Prosecutor John Champion said first responders described Chambers as moving "like a zombie." Hickerson said that made sense, because her skin was burned so badly it was likely tight and difficult to move.
Hickerson said Chambers' burns in and around her mouth, coupled with her tightening skin, would've made it nearly impossible to speak clearly or loudly.
"You just can't enunciate. It won't come out right," Hickerson said.
The defense team cross-examined Hickerson, who agreed that Chambers condition did worsen from the time first responders spoke with her to when she was treated at the hospital.
However, he maintained that her condition would not have worsened so drastically that she would've been able to speak clearly to first responders.
"I still think that what I stated on the front end with regards to her airways and her speech would still be paramount to her communication," Hickerson said. "She could probably still speak, just like she could walk...she could probably speak, but not enunciate well."
Hickerson agreed with the defense attorney that a person who is in shock from these types of injuries may know they're going to die and may be inclined to tell someone who did this to them.
Hickerson also admitted that he was not at the scene and couldn't refute what the first responders said they heard. However, he said he did not believe Chambers would've been able to verbally communicate effectively.
Panola County investigator Barry Thompson, who investigated an estimated 15 people named "Eric" and "Derrick," testified that none of those people were ever developed as a viable suspect.
Thompson said he also questioned Quinton Tellis during the investigation. Tellis said that he and Chambers often drove around town smoking marijuana together. He said they were not in an intimate relationship, but the two had sex once.
FBI agent Dustin Blunt, who questioned Tellis 11 days after Chambers' murder, said Tellis deleted all his phone messages to and from Chambers a couple days after she died.
Tellis told Blunt he saw Chambers the morning of the day she died. He said he went to Batesville in the afternoon to purchase a Greendot card. Surveillance video collaborated Tellis' claims that he was in the store buying the Greendot card.
Tellis said he learned of Chambers' death when he returned to town and went to M & M convenience store.
Blunt said he investigated Tellis' shed and found a five-gallon gas canister. Tellis told Blunt that canister belonged to him.
Blunt then agreed with prosecutors thatTellis never showed any aggression or anger toward Chambers. In fact, he accompanied her to the doctor a few days before her death.
Katheryn Rodgers, a forensic DNA analyst from Scales Biological Laboratory, took the stand next. She was asked to define DNA to help the jury understand the results of the laboratory results.

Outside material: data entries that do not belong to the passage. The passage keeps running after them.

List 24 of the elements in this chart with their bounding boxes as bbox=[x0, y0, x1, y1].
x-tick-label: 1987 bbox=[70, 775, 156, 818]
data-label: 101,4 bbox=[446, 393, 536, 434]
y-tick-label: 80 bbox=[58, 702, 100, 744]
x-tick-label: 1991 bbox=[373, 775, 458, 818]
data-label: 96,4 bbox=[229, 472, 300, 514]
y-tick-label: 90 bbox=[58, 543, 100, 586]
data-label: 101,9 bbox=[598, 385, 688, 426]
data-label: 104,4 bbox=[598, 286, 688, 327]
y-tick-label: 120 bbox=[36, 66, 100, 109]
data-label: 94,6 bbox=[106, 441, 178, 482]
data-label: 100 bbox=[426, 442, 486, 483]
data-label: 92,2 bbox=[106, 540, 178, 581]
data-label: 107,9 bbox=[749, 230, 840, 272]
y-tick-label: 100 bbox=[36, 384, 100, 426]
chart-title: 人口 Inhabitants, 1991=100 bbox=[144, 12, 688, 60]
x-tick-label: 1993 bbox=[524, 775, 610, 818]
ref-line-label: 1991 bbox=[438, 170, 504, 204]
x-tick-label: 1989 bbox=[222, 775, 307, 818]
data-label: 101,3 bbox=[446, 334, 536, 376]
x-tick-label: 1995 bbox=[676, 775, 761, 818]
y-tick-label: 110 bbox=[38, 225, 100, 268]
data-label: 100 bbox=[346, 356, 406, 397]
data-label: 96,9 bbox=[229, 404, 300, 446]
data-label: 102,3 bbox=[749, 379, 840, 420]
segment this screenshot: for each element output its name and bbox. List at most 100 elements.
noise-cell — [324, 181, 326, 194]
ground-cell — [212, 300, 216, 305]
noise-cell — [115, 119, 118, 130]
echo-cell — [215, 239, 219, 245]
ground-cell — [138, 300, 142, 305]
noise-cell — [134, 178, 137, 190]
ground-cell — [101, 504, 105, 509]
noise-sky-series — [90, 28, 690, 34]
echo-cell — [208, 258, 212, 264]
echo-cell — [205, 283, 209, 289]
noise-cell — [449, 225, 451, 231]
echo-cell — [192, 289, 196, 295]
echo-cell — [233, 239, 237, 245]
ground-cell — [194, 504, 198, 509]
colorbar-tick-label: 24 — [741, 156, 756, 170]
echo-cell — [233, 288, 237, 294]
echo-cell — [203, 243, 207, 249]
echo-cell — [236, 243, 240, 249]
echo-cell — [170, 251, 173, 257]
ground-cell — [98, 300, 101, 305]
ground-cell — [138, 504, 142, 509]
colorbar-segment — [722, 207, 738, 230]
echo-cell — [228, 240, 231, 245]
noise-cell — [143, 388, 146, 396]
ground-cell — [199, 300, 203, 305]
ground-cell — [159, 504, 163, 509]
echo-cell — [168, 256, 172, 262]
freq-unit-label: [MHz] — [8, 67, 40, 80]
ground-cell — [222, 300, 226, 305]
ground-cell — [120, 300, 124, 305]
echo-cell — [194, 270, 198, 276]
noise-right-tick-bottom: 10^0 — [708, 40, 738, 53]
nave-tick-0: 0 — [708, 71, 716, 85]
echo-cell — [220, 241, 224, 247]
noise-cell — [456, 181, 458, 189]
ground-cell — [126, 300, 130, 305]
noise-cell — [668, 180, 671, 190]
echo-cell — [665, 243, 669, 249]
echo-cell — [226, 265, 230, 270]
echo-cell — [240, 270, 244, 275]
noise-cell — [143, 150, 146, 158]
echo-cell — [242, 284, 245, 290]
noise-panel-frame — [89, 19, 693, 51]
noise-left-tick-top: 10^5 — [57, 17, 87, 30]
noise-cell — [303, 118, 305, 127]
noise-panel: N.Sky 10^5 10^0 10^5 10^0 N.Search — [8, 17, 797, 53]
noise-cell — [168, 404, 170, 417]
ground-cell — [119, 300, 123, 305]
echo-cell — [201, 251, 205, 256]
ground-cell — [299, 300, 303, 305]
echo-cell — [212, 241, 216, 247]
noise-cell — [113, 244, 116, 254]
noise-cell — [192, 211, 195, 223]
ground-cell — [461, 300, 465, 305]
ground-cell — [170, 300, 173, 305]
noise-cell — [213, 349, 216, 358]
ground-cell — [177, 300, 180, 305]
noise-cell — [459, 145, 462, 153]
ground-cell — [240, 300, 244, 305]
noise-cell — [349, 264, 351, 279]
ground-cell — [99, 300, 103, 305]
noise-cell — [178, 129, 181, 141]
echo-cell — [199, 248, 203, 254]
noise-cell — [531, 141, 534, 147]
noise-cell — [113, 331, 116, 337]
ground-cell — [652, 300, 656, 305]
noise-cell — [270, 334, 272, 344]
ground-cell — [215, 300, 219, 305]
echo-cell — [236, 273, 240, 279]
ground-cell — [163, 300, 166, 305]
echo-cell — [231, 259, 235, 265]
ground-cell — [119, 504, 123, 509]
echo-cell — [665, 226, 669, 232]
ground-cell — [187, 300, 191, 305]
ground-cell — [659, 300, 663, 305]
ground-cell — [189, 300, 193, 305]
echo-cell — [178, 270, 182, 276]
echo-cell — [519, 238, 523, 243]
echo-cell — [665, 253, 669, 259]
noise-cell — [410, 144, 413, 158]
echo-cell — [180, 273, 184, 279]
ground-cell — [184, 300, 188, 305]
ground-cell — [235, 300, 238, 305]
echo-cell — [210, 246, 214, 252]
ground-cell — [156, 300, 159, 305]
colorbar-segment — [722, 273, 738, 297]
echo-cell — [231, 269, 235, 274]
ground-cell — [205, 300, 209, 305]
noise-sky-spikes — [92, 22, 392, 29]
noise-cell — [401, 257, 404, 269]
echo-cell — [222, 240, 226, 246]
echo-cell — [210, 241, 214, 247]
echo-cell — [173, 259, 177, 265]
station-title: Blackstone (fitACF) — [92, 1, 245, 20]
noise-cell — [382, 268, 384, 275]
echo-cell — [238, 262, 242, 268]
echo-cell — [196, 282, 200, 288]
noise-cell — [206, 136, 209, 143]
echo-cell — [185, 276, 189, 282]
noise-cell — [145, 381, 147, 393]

Rodgers said she analyzed Jessica's keys that had been thrown in a ditch for DNA. She said their lab ran two DNA tests, autosomal (atDNA) and Y-chromosome (Y-DNA.)
She said she found Y chromosomes in the DNA samples on the keys, and she found four individual DNA samples with Y chromosomes on the keys.
Rodgers said the lab was able to obtain a DNA profile and Y chromosome mixture on the keys.
She testified that Quinton Tellis' DNA was found on Jessica's keys.
"Quinton Tellis could not be excluded," Rodgers said.
The trial ended for the day around 7 p.m. and will resume Friday at 9 a.m.